One message can be processed by only one consumer in consumer group. However, the same message can be processed by another consumer which resides in another consumer group as well

Number of partitions = Number of consumers

Benefits

  1. Scalability: When messages increase, more consumers can be added in the consumer group to handle the load.
  2. High Availability: When one consumer goes down, the messages will be automatically handled by another consumer in the consumer group.
  3. Parallel Processing: Processing the messages will be parallel, and more messages can be processed in a short time
  4. Load Balancing: Distributes the messages between multiple consumers.

Consumer Rebalancing

Assume that one consumer goes down in the consumer group, the messages in the partition allocated to that consumer will not be processed. It will be on hold. During this failure, kafka consumer group stops all consumers to process the messages and will reallocate the partitions to the available consumers. This is known as consumer rebalancing.

Consumer rebalancing happens during the below situations

  1. When consumer goes down or consumer added in the consumer group

  2. When consumer group member changes

  3. When consumption pauses.

Offset Management

Offset is used to track the number of messages consumed by a consumer. Let us try to understand this.

When the producer sends the messages to the topic in a broker, consumer is read that message and process it. These consumers are part of consumer groups. When the consumer starts reading the message and move on one by one. Let's say there are 10 messages and consumer 1 starts reading from 1. The starting point is known as current offset. After reading three messages, consumer 1 go down for some reason. As there are three messages read, this point is known as committed offset. When consumer 2 starts reading the messages from 4 onwards as it refers committed offset before it starts reading the message.

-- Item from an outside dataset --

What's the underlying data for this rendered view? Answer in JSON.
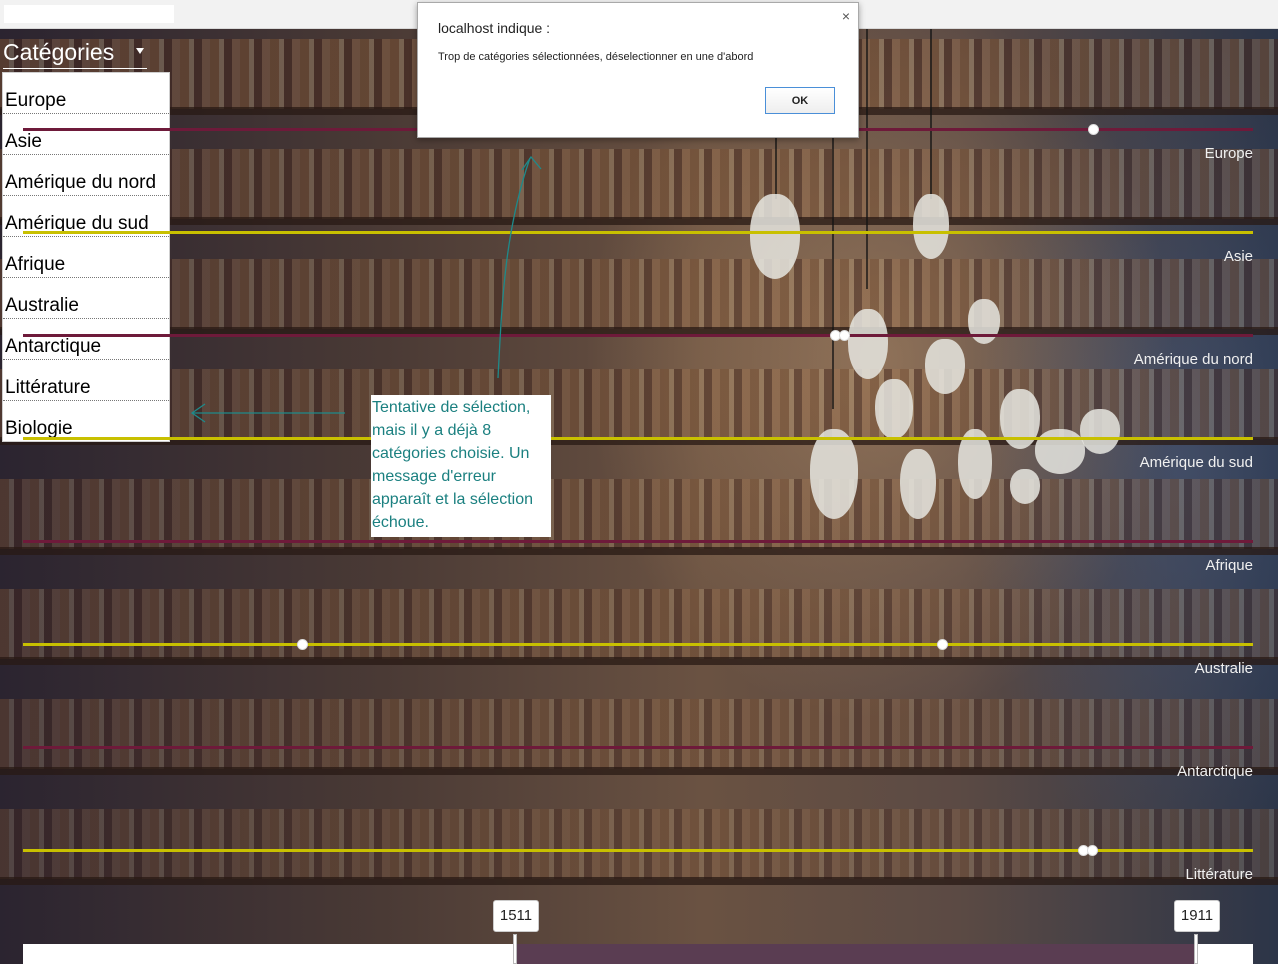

Remember offset is uniquer per partition

kaf_20

kaf_21

Offset Management - How does it work?

Kafka brokers are keep track of the messages in the separate topic on a specific interval. This will ensure how many messages have read by which consumer and which consumer group from which topic, etc. When the new consumer is added and wants to continue to read the message from the place where old consumer left, this new consumer refers to the offset management and finds the committed offset. Once it finds out the committed offset, it will start reading from there.

kaf_22

This entire offset is maintained by consumer, not the kafka.

kaf_23

Offset management is handled in two ways.

  1. Manual

  2. Automatic

kaf_24

Now, there are four partitions and three consumers (1, 2, and 3) in the consumer group, and consumer 1 consumes messages from partition 1 and 4. Consumer 2 consumes messages from partition 2, and consumer 3 consumes messages from partition 3.

kaf_25

For some reason, consumer 3 go down. Then the consumer rebalancing occurs and partition 3 will be consumed by consumer 2 after rebalancing.

kaf_26

Before consumer 2 starts reading the messages from partition 3, it refers to the offset committed by consumer 3 before it dies. Once it finds out the offset, then consumer 3 will start reading the messages from the committed offset in partition 3.

Poison pills

Poison pill is nothing but a message of corruption. When the producers send the messages with unexpected format, consumers are unable to read them and unable to process them. This leads to consumer lag, data loss, and system instability.

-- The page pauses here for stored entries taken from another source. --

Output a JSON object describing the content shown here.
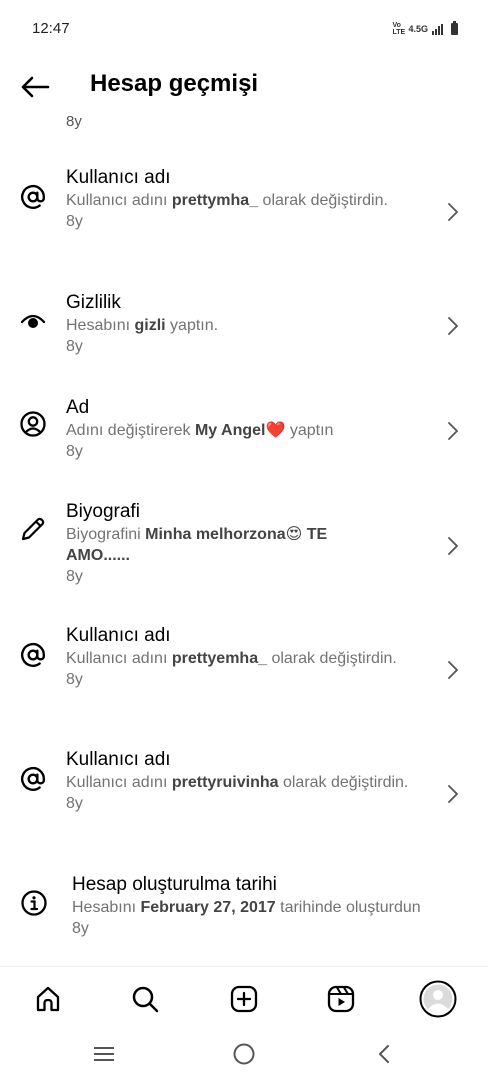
{
  "status_bar": {
    "time": "12:47",
    "volte": "VoLTE",
    "network": "4.5G"
  },
  "header": {
    "title": "Hesap geçmişi",
    "back_icon": "arrow-left-icon"
  },
  "partial_entry_time": "8y",
  "entries": [
    {
      "icon": "at-sign-icon",
      "title": "Kullanıcı adı",
      "desc_pre": "Kullanıcı adını ",
      "desc_bold": "prettymha_",
      "desc_post": " olarak değiştirdin.",
      "time": "8y"
    },
    {
      "icon": "eye-icon",
      "title": "Gizlilik",
      "desc_pre": "Hesabını ",
      "desc_bold": "gizli",
      "desc_post": " yaptın.",
      "time": "8y"
    },
    {
      "icon": "user-circle-icon",
      "title": "Ad",
      "desc_pre": "Adını değiştirerek ",
      "desc_bold": "My Angel❤️",
      "desc_post": " yaptın",
      "time": "8y"
    },
    {
      "icon": "pencil-icon",
      "title": "Biyografi",
      "desc_pre": "Biyografini ",
      "desc_bold": "Minha melhorzona😍 TE AMO......",
      "desc_post": "",
      "time": "8y"
    },
    {
      "icon": "at-sign-icon",
      "title": "Kullanıcı adı",
      "desc_pre": "Kullanıcı adını ",
      "desc_bold": "prettyemha_",
      "desc_post": " olarak değiştirdin.",
      "time": "8y"
    },
    {
      "icon": "at-sign-icon",
      "title": "Kullanıcı adı",
      "desc_pre": "Kullanıcı adını ",
      "desc_bold": "prettyruivinha",
      "desc_post": " olarak değiştirdin.",
      "time": "8y"
    },
    {
      "icon": "info-icon",
      "title": "Hesap oluşturulma tarihi",
      "desc_pre": "Hesabını ",
      "desc_bold": "February 27, 2017",
      "desc_post": " tarihinde oluşturdun",
      "time": "8y"
    }
  ],
  "bottom_nav": [
    "home-icon",
    "search-icon",
    "create-icon",
    "reels-icon",
    "profile-avatar"
  ],
  "system_nav": [
    "recents-icon",
    "home-circle-icon",
    "back-chevron-icon"
  ]
}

Due to poison pill, below are the consequences.

  1. Resource utilization can go high

  2. System instability

  3. Data loss

Strategies to handle Poison pills

Schema Enforcement

In this strategy, producers are enforced to follow certain schema (template for the message) and this schema is registered in schema registry. When consumers consume the message, it will check the schema registry and understand the format and validate the message. If it matches, then it will consume.

kaf_27

Dead Letter Queue

In this strategy, when consumer consumes the message and if the message is not in the expected format, then the consumer will move the message to the dead letter queue (Isolated topics). Later this message will be analyzed, and reprocessed.

kaf_28

Retry

In this strategy, when consumer is unable to consume the message due to some reason, even though the message format is valid, then the consumer will retry to process the message after a specified interval.

Message Filtering

In this strategy, the consumer checks the message for the mandatory information (message filtering), and if it exists, it will process the message. It will not look for all the fields in the message.